4. Marcus Thames came to the plate to lead off the fourth, but instead of jacking a home run he managed only a lowly single. It was okay as Curtis Granderson followed him with a triple down the right field line. Randy Winn grounded out to second without scoring Granderson from third, but Jeter got the job done with a single in the next at bat. 4-1 Yanks.

5. Kazmir gave up yet another lead off hit to start the 5th, this time a double to A-Rod. Cano followed with his second homer of the game, sending Kazmir to the showers and putting the Yankees ahead 6-1.

6. After expending 26 pitches to get through just four hitters in the top of the 5, Phil Hughes came back out for the 6th inning, having already thrown 97 pitches. He had Torii Hunter 1-2 but ultimately surrendered a single and then walked Matsui on 6 pitches. That free pass ended Hughes night and bought in David Robertson, who gave up the inherited runner before getting out of the inning. 6-2 Yanks.

7. The Yanks' bullpen came together to close down the game from there. Robertson got two outs in the 7th before turning it over to Damaso Marte, who retired Abreu. Marte gave up two straight singles to start the 8th before getting one out and passing the baton to Joba Chamberlain. It only took 3 pitches for Joba to get Howie Kendrick to ground into an inning-ending double play.

Chamberlain came back out for the ninth inning but Mike Napoli worked a walk and Eric Aybar singled with two outs, bringing on Mariano Rivera for the ol' one out save. Four pitches later, Mo retired Bobby Abreu and the Yanks won 6-2.

IFs, ANDs & BUTs
  • It was quite poetic that Robinson Cano (who was named after Jackie Robinson) had two home runs and Mariano Rivera (who is the last active player to wear #42) nailed down the save. Of all the games played in the Majors last night, the Robinson's surviving family chose to attend this one. That's pretty cool.

  • Hughes struck out 6 batters but also walked 5 in 5 innings. The only of the three hits he allowed that went for extra bases was the homer to Matsui. A respectable sixty six of his 108 pitches went for strikes but the Angels extended a lot of at bats by fouling good pitches off. Hughes might not have been efficient, but he was effective. His fastball seemed extra live in the first inning, getting two swinging strikeouts, but lost a little life as the game progressed. Hopefully that will change as we get deeper into the season and he develops a little more stamina.

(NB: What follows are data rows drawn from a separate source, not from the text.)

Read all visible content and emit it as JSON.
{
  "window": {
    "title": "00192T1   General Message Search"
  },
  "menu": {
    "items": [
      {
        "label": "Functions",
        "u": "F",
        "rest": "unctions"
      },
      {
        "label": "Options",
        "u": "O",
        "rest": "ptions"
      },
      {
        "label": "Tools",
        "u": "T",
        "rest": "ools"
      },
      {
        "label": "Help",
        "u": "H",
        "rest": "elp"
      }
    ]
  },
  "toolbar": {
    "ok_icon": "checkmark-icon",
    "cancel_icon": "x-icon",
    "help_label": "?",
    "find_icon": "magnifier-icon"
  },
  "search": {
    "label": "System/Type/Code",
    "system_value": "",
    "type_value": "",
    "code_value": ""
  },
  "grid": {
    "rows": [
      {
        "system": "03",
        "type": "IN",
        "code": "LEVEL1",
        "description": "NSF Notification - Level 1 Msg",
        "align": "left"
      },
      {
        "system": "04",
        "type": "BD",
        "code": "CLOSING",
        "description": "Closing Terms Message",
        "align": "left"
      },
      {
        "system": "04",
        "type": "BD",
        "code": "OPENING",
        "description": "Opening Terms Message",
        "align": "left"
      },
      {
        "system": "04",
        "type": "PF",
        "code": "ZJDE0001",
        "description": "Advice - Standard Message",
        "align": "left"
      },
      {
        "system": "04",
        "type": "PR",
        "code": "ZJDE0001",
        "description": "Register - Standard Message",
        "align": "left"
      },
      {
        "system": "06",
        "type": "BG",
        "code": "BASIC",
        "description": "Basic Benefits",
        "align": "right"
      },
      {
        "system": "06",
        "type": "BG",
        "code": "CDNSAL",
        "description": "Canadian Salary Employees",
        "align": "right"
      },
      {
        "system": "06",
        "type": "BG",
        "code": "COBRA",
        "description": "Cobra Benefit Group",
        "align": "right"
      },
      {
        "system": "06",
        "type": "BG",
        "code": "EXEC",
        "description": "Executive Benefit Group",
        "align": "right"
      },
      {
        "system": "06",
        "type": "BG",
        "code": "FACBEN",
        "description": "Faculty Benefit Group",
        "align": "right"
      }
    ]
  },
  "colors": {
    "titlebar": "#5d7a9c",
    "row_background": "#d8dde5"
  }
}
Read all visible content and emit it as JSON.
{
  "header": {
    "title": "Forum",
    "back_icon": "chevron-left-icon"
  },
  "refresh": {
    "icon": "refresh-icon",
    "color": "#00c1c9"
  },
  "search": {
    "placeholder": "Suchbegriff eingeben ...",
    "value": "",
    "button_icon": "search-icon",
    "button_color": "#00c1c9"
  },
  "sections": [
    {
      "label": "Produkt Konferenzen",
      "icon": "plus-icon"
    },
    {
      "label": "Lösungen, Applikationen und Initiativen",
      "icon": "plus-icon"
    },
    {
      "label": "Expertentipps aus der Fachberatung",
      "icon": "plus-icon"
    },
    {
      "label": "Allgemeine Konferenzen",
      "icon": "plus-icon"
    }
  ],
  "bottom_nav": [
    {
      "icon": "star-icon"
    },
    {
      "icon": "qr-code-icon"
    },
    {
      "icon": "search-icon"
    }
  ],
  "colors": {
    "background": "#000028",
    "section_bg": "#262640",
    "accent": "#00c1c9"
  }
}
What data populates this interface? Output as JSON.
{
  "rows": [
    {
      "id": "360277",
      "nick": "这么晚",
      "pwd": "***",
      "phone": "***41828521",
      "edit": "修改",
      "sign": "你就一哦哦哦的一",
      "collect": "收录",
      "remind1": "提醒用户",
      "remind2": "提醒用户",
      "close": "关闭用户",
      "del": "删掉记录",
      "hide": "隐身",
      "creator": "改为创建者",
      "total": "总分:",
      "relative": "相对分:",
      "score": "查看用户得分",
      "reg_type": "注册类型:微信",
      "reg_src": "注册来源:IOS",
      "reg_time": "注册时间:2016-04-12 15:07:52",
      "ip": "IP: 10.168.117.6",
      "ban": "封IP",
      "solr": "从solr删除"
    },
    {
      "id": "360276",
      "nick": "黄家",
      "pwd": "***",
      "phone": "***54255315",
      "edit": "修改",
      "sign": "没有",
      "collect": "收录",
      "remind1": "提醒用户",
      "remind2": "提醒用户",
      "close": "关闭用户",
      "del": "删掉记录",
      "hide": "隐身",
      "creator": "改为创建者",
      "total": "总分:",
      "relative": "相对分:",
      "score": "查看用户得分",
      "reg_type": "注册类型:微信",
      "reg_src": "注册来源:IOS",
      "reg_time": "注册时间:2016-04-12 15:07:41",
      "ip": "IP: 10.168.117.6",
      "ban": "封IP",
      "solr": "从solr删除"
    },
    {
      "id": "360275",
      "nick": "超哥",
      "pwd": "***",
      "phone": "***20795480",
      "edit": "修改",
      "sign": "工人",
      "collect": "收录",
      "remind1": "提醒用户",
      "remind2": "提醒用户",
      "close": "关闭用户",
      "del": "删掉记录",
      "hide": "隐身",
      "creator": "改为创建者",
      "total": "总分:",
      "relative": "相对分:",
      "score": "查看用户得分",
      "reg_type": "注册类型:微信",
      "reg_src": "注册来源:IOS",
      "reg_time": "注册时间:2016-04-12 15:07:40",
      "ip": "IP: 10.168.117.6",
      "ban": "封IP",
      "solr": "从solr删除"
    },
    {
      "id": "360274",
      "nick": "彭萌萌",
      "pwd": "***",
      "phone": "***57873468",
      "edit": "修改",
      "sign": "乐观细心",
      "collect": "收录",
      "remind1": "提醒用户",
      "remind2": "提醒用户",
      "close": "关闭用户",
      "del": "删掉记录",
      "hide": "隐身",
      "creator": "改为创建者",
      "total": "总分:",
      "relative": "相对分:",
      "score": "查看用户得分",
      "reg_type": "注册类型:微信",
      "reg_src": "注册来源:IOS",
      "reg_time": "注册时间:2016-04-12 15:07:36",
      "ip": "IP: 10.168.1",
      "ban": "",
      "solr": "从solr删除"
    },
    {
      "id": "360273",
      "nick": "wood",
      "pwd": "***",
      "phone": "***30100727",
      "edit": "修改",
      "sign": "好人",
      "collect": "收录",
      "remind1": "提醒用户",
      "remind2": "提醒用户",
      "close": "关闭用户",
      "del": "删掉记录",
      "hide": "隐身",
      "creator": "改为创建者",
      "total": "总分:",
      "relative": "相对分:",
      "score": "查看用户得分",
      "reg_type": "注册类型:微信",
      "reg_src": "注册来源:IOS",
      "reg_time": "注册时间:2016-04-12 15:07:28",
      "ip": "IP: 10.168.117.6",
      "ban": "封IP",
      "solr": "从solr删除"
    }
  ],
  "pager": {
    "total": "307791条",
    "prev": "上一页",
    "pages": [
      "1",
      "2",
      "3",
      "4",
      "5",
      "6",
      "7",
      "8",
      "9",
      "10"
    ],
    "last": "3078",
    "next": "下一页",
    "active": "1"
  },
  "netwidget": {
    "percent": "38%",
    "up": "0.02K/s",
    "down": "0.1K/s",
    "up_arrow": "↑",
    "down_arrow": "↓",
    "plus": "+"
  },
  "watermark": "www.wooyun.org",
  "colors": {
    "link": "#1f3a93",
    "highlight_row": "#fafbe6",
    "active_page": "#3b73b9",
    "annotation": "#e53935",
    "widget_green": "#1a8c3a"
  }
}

  • Hughes had a balk in the 4th. Hideki Matsui was on first, and it wasn't like Matsui forced him to make a mistake; it appeared that Hughes just forgot he was there.

  • Mike Napoli lined a single up the middle that very nearly scored Matsui but Curtis Granderson gunned him down at the plate.

  • Curtis Granderson added a second triple with two outs in the 5th inning, that one standing up. The ball bounced around against the wall in right center for a moment and by the time Abreu had fielded it, Granderson was already around second.

  • Randy Winn went 0-4, rapping three groundballs and striking out swinging once.

  • Girardi pinch hit Nick Johnson for Marcus Thames against right hander Matt Palmer in the 6th inning with the Yanks already up 6-2. During a game with a four run lead might have been a good chance to give Thames an AB against a righty, but Girardi was unwilling to sacrifice that potential advantage. That's fine, but what happened to the philosophy of using these early season games to find out what guys are capable of doing?

  • Bringing in Rivera for the save was probably equally unnecessary, but it was a nice moment considering his uniform number and the occasion.

  • The Yanks won their third straight series via a third consecutive rubber game and now sit at 6-3.
The homestand continues tomorrow at 7:05 as the welcome C.J. Wilson and the Rangers to town.